地元では、以前働いていたホテルで再雇用も大歓迎された。でも、彼は、何か新しいこと、自分の限界を越えるようなことをやってみたかったのだった。地元にも、愉しくて、時給がよく、時間も自由な仕事を見つけたものの、ある程度働くと、次のチャレンジをする。「お金だけ考えると、有り難いんだけど。もっと新しいことを身につけたい。」と。
そんなとき、願っていた業界の店舗が地元仙台に進出し、オープニングスタッフを募集していた。喜んで応募しアルバイトとして採用される。ここから息子は、水を得た魚のようだった。早々に契約社員に登用され、あっという間に社員に登用。スパルタだけど、人材育成の天才みたいな上司に恵まれ、どんどん自分の限界を超えていった。人当たりが良すぎる彼をリーダーとして強くしてくれたのは上司の力が大きい。与えられる責任が大きくなるほどに、自分を追い込み、体重は45キロ、体脂肪は一桁になるほど、仕事に没頭した。一時、医師に「診断書を書くから、休みなさい。」と言われる時もあって、その当時はまた別の意味で辛かったろうと思う。「精神的にも身体的にもキツいけど、たのしい。」と。自分の能力が発揮でき、お客様に喜んでいただけるのがたのしくて仕方がないのだろう。沢山のスタッフと一緒に作りあげる仕事がまた楽しいのだろう。

そんな彼は、間もなく、東京の新店舗オープンにオープニングスタッフとして移動になるという。

「一から新しい場をみんなで創りあげたい。」という希望が受け入れられ、間もなく彼も上京する。

「希望が叶って、よかったね!」と先日会った時も言っていたのだけれど、今日、三男から珍しく家族のグループLINEに投稿があった。

「社内の年間全社3位に選ばれて、表彰式でハワイに行けることになった」

期待していなかったみたいで驚いたと書いてあったけど、怒濤のおめでとうメッセージが家族メンバーから届く。

弟の優秀さ(三男は中卒で、二男は大卒なんだけど)に劣等感を感じていた二男が手放しで喜んでる。

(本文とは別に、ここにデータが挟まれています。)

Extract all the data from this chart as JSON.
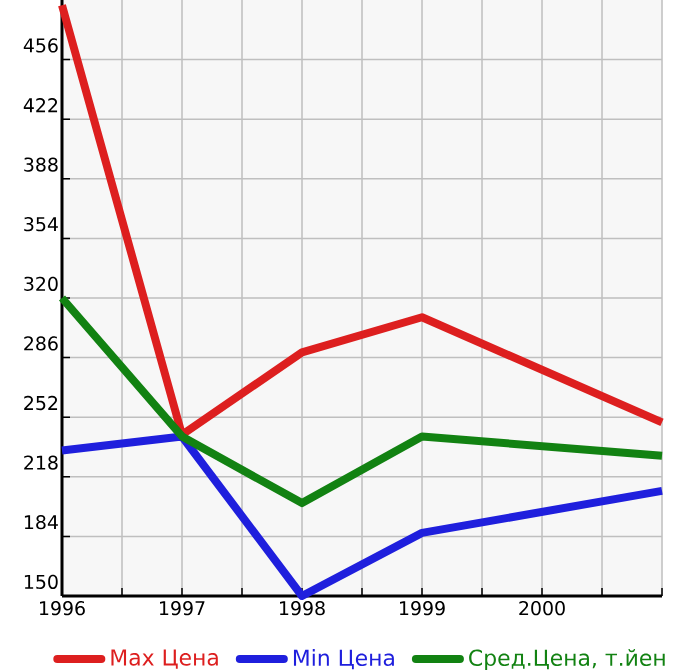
{
  "chart_data": {
    "type": "line",
    "xlim": [
      1996,
      2001
    ],
    "xticks": [
      1996,
      {
        "value": 1996.5,
        "label": null
      },
      1997,
      {
        "value": 1997.5,
        "label": null
      },
      1998,
      {
        "value": 1998.5,
        "label": null
      },
      1999,
      {
        "value": 1999.5,
        "label": null
      },
      2000,
      {
        "value": 2000.5,
        "label": null
      },
      {
        "value": 2001,
        "label": null
      }
    ],
    "ylim": [
      150,
      490
    ],
    "yticks": [
      150,
      184,
      218,
      252,
      286,
      320,
      354,
      388,
      422,
      456
    ],
    "grid": true,
    "legend": "bottom",
    "series": [
      {
        "name": "Max Цена",
        "color": "#dd1f1f",
        "x": [
          1996,
          1997,
          1998,
          1999,
          2001
        ],
        "values": [
          487,
          242,
          289,
          309,
          249
        ]
      },
      {
        "name": "Min Цена",
        "color": "#1f1fdd",
        "x": [
          1996,
          1997,
          1998,
          1999,
          2001
        ],
        "values": [
          233,
          241,
          150,
          186,
          210
        ]
      },
      {
        "name": "Сред.Цена, т.йен",
        "color": "#128212",
        "x": [
          1996,
          1997,
          1998,
          1999,
          2001
        ],
        "values": [
          320,
          241,
          203,
          241,
          230
        ]
      }
    ]
  }
}
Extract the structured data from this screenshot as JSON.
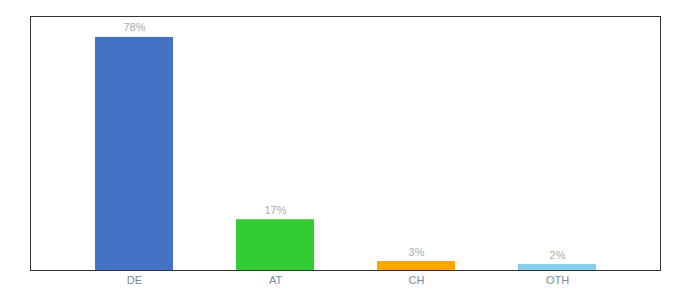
{
  "chart_data": {
    "type": "bar",
    "categories": [
      "DE",
      "AT",
      "CH",
      "OTH"
    ],
    "values": [
      78,
      17,
      3,
      2
    ],
    "value_labels": [
      "78%",
      "17%",
      "3%",
      "2%"
    ],
    "data_labels": true,
    "colors": [
      "#4472C4",
      "#33CC33",
      "#FFA500",
      "#87CEEB"
    ],
    "ylim": [
      0,
      85
    ],
    "yticks": [],
    "tick_labels": "x",
    "grid": false
  }
}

「ようやく世がおまえを認めてきたな!遅いくらいだけど」

誰よりも認めてくれていた兄たち。

そのやり取りを見ていて、本当に嬉しくて、涙がいっぱい溢れた。

三男は、「最近、想像を越える実りが多くて感謝の日々です」と。

私の実りは、あなたたちだよ。

それぞれが生きてて、いろんなことがあるけれど、そうやって生きててくれることが実りです。
有り難い評価は副産物として、すごく嬉しいけれど、

お母さんは、その過程も、ずっと見てるからね。

子育てって、本当にいろんなことがある。我が家も順風満帆な訳がなく、いろんなことがあったし、親である私たちが子どもたちに迷惑かけることもあったし。

これからも、いろんなことがあると思うけれど、まずはやっと三男が中退してからの、あの苦悩の連続。この7年間の努力が実ったと思い、嬉しい限りでした。

家族みんなで喜べたこと、すごく、すごく嬉しかった。